If $f:R\rightarrow R$ be twice continuously differentiable function such that $2f(x+1)=f(x)+f(2x)$.
then value of $\bigg(\lfloor\frac{f(2)+f(7)}{f(9)}\rfloor\bigg)$, where $\lfloor x \rfloor$ is a floor of $x$
Attempt: Using hit and trial , $f(x)=c$
So $f(2)=f(7) = f(9) = c.$ So $\bigg(\lfloor\frac{f(2)+f(7)}{f(9)}\rfloor\bigg) = \lfloor 2 \rfloor = 2$
could some help me how to solve it , thanks
It can be seen from that given statement that $f(x) , f(x+1)$ and $f(2x)$ are in A.P.
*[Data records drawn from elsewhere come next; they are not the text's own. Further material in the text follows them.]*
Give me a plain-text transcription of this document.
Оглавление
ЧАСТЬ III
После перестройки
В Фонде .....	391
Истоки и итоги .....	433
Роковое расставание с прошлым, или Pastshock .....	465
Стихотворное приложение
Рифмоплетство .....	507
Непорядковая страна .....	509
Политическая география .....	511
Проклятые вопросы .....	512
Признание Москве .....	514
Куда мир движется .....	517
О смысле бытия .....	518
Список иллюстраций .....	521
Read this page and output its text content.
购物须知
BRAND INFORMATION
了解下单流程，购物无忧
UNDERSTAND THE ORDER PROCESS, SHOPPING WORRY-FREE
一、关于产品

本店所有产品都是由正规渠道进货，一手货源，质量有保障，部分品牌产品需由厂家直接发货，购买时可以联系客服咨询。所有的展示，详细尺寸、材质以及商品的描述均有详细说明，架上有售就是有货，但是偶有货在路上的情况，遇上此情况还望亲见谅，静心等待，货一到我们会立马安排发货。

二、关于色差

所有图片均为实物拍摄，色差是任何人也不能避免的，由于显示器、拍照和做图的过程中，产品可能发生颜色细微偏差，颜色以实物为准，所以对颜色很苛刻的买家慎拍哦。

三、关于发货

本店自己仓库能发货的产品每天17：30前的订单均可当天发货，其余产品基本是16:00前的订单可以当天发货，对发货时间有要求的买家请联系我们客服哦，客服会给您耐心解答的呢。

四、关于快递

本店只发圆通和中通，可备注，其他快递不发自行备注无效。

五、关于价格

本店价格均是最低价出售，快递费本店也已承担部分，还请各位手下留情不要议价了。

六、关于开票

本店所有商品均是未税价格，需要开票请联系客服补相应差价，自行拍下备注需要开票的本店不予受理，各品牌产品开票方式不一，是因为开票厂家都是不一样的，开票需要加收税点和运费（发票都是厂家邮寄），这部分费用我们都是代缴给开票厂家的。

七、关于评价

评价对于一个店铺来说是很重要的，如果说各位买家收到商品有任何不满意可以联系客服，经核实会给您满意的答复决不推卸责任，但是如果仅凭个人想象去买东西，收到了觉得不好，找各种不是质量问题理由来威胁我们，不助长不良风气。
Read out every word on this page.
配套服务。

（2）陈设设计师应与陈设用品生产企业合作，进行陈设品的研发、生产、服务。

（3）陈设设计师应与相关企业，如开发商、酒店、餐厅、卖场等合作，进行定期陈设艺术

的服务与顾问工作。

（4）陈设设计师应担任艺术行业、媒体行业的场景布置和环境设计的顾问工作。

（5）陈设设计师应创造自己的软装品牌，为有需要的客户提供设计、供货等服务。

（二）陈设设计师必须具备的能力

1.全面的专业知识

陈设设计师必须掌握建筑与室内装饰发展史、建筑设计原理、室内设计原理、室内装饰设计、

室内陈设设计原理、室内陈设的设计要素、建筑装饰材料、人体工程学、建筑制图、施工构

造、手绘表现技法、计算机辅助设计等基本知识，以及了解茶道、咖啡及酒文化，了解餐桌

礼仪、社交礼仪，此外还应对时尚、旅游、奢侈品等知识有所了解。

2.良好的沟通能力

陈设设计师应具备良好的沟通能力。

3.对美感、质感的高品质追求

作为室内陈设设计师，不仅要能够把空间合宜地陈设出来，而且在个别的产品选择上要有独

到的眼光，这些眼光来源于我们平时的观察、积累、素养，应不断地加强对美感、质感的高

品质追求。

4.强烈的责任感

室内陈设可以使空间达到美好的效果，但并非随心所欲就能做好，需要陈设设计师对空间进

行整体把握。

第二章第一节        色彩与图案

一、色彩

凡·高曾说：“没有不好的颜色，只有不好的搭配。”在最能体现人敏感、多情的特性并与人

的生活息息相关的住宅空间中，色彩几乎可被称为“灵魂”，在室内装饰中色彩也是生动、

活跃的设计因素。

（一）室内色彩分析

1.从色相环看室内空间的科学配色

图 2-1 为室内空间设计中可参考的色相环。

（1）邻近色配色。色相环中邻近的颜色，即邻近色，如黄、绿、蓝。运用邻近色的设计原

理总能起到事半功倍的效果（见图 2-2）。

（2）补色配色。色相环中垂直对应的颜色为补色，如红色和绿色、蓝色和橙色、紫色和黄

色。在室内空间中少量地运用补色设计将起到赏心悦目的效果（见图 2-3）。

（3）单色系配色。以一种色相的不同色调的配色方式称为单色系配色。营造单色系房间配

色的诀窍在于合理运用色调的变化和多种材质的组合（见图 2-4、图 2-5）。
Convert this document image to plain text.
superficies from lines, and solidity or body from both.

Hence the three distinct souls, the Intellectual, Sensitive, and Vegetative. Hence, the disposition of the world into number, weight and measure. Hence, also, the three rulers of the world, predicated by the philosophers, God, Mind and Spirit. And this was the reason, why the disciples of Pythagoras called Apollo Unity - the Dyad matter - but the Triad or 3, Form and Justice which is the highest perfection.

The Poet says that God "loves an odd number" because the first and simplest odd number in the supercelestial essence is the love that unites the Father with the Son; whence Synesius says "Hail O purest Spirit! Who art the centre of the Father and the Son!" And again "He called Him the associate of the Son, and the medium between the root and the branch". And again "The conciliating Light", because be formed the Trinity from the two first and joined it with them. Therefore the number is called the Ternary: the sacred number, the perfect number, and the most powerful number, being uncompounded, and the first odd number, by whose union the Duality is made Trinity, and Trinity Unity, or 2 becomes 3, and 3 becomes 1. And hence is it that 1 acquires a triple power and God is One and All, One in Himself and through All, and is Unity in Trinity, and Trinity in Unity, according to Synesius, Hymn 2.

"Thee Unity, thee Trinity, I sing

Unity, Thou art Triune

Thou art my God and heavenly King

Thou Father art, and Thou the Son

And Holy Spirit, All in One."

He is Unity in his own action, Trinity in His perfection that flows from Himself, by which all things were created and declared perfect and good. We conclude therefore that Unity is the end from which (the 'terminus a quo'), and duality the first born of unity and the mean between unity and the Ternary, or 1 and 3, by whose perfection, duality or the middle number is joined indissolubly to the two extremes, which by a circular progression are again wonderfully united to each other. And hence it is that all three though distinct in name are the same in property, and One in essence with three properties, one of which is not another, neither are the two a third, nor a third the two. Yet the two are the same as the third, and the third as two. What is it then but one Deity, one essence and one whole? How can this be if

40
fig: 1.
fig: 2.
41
Therefore, let $f(x+1)-f(x) = h(x)$
Now by first principle of differentiation,
$f'(1) = \lim_{x \to 0} \frac{f(1+x)-f(1)}{x}$
$f'(1) = \lim_{x \to 0} \frac{h(x) + f(x)-f(1)}{x}$
For limit to be defined,
$h(0) + f(0)-f(1)=0$ ......(1)
Now putting $x=0$ in the orignal statement
$2f(1)= f(0) + f(0)$
$f(1)=f(0)$
This proves that $h(0)=0$. Therefore it is a constant A.P. with $f(0)=f(1)=f(2)=....f(n)$ where $n \in R$.
Answer to your question will be $2$.